Dokter-dokter dan tenaga para medis serta para profesional lainnya dibidang kesehatan yang kita miliki sebenarnya tidaklah berada dibawah Singapura. Tinggal memolesnya sedikit saja dengan juga mengembangkan manajemen modern bidang pelayanan, kiranya kita dapat memperoleh bagian besar dari pendapatan yang selama ini dinikmati oleh Singapura dalam layanan kesehatan. Masalah yang menjadi catatan kaki disini adalah hal yang sama (ingin menjadi VIP) melanda juga para dokter dan petugas medis lainnya. Memang semua orang, terutama di Indonesia selalu ingin dianggap dirinya sebagai orang penting. Sayangnya itu tadi pengertian penting bagi kita kayaknya belum di standardisasi, sehingga hasilnya terkadang pengertian Important dan Idiot menjadi rancu.

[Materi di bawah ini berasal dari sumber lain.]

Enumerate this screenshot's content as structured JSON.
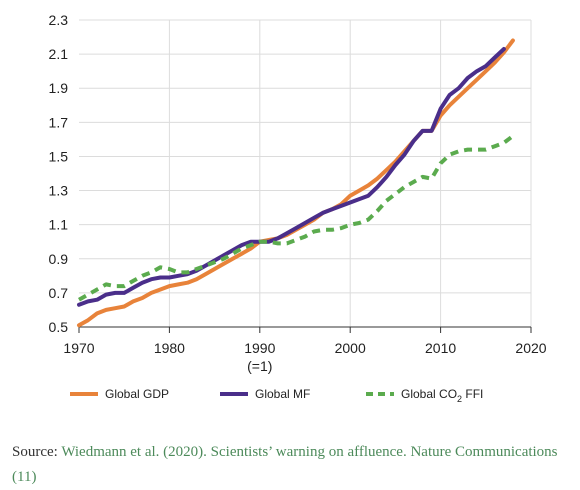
{
  "chart_data": {
    "type": "line",
    "title": "",
    "xlabel": "",
    "ylabel": "",
    "xlim": [
      1970,
      2020
    ],
    "ylim": [
      0.5,
      2.3
    ],
    "grid": true,
    "legend_position": "bottom",
    "x_ticks": [
      {
        "value": 1970,
        "label": "1970"
      },
      {
        "value": 1980,
        "label": "1980"
      },
      {
        "value": 1990,
        "label": "1990"
      },
      {
        "value": 2000,
        "label": "2000"
      },
      {
        "value": 2010,
        "label": "2010"
      },
      {
        "value": 2020,
        "label": "2020"
      }
    ],
    "x_subtick": {
      "value": 1990,
      "label": "(=1)"
    },
    "y_ticks": [
      {
        "value": 0.5,
        "label": "0.5"
      },
      {
        "value": 0.7,
        "label": "0.7"
      },
      {
        "value": 0.9,
        "label": "0.9"
      },
      {
        "value": 1.1,
        "label": "1.1"
      },
      {
        "value": 1.3,
        "label": "1.3"
      },
      {
        "value": 1.5,
        "label": "1.5"
      },
      {
        "value": 1.7,
        "label": "1.7"
      },
      {
        "value": 1.9,
        "label": "1.9"
      },
      {
        "value": 2.1,
        "label": "2.1"
      },
      {
        "value": 2.3,
        "label": "2.3"
      }
    ],
    "series": [
      {
        "name": "Global GDP",
        "color": "#e8833a",
        "dash": "solid",
        "x": [
          1970,
          1971,
          1972,
          1973,
          1974,
          1975,
          1976,
          1977,
          1978,
          1979,
          1980,
          1981,
          1982,
          1983,
          1984,
          1985,
          1986,
          1987,
          1988,
          1989,
          1990,
          1991,
          1992,
          1993,
          1994,
          1995,
          1996,
          1997,
          1998,
          1999,
          2000,
          2001,
          2002,
          2003,
          2004,
          2005,
          2006,
          2007,
          2008,
          2009,
          2010,
          2011,
          2012,
          2013,
          2014,
          2015,
          2016,
          2017,
          2018
        ],
        "y": [
          0.51,
          0.54,
          0.58,
          0.6,
          0.61,
          0.62,
          0.65,
          0.67,
          0.7,
          0.72,
          0.74,
          0.75,
          0.76,
          0.78,
          0.81,
          0.84,
          0.87,
          0.9,
          0.93,
          0.96,
          1.0,
          1.01,
          1.02,
          1.04,
          1.07,
          1.1,
          1.13,
          1.17,
          1.19,
          1.22,
          1.27,
          1.3,
          1.33,
          1.37,
          1.42,
          1.47,
          1.53,
          1.59,
          1.65,
          1.65,
          1.74,
          1.8,
          1.85,
          1.9,
          1.95,
          2.0,
          2.05,
          2.11,
          2.18
        ]
      },
      {
        "name": "Global MF",
        "color": "#4a2e8a",
        "dash": "solid",
        "x": [
          1970,
          1971,
          1972,
          1973,
          1974,
          1975,
          1976,
          1977,
          1978,
          1979,
          1980,
          1981,
          1982,
          1983,
          1984,
          1985,
          1986,
          1987,
          1988,
          1989,
          1990,
          1991,
          1992,
          1993,
          1994,
          1995,
          1996,
          1997,
          1998,
          1999,
          2000,
          2001,
          2002,
          2003,
          2004,
          2005,
          2006,
          2007,
          2008,
          2009,
          2010,
          2011,
          2012,
          2013,
          2014,
          2015,
          2016,
          2017
        ],
        "y": [
          0.63,
          0.65,
          0.66,
          0.69,
          0.7,
          0.7,
          0.73,
          0.76,
          0.78,
          0.79,
          0.79,
          0.8,
          0.81,
          0.83,
          0.86,
          0.89,
          0.92,
          0.95,
          0.98,
          1.0,
          1.0,
          1.0,
          1.02,
          1.05,
          1.08,
          1.11,
          1.14,
          1.17,
          1.19,
          1.21,
          1.23,
          1.25,
          1.27,
          1.32,
          1.38,
          1.45,
          1.51,
          1.59,
          1.65,
          1.65,
          1.78,
          1.86,
          1.9,
          1.96,
          2.0,
          2.03,
          2.08,
          2.13
        ]
      },
      {
        "name": "Global CO₂ FFI",
        "color": "#5bab4e",
        "dash": "dashed",
        "x": [
          1970,
          1971,
          1972,
          1973,
          1974,
          1975,
          1976,
          1977,
          1978,
          1979,
          1980,
          1981,
          1982,
          1983,
          1984,
          1985,
          1986,
          1987,
          1988,
          1989,
          1990,
          1991,
          1992,
          1993,
          1994,
          1995,
          1996,
          1997,
          1998,
          1999,
          2000,
          2001,
          2002,
          2003,
          2004,
          2005,
          2006,
          2007,
          2008,
          2009,
          2010,
          2011,
          2012,
          2013,
          2014,
          2015,
          2016,
          2017,
          2018
        ],
        "y": [
          0.66,
          0.69,
          0.72,
          0.75,
          0.74,
          0.74,
          0.77,
          0.8,
          0.82,
          0.85,
          0.84,
          0.82,
          0.82,
          0.84,
          0.86,
          0.88,
          0.9,
          0.93,
          0.96,
          0.98,
          1.0,
          1.0,
          0.99,
          0.99,
          1.01,
          1.03,
          1.06,
          1.07,
          1.07,
          1.08,
          1.1,
          1.11,
          1.13,
          1.18,
          1.24,
          1.28,
          1.32,
          1.35,
          1.38,
          1.37,
          1.46,
          1.51,
          1.53,
          1.54,
          1.54,
          1.54,
          1.56,
          1.58,
          1.62
        ]
      }
    ]
  },
  "legend": [
    {
      "base": "Global GDP",
      "sub": "",
      "suffix": "",
      "color": "#e8833a",
      "dash": "solid"
    },
    {
      "base": "Global MF",
      "sub": "",
      "suffix": "",
      "color": "#4a2e8a",
      "dash": "solid"
    },
    {
      "base": "Global CO",
      "sub": "2",
      "suffix": " FFI",
      "color": "#5bab4e",
      "dash": "dashed"
    }
  ],
  "caption": {
    "prefix": "Source: ",
    "link_text": "Wiedmann et al. (2020). Scientists’ warning on affluence. Nature Communications (11)"
  }
}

Sederhana sekali sebenarnya, tinggal ada kemauan atau tidak untuk meningkatkan hal tersebut. Atau pilihannya adalah uang miliaran dollar dari Indonesia setiap tahunnya akan terus mengalir, membantu negara tetangga yang sudah kaya raya itu.
Saya melihat ini sebagai benar-benar “peluang besar bagi Indonesia”.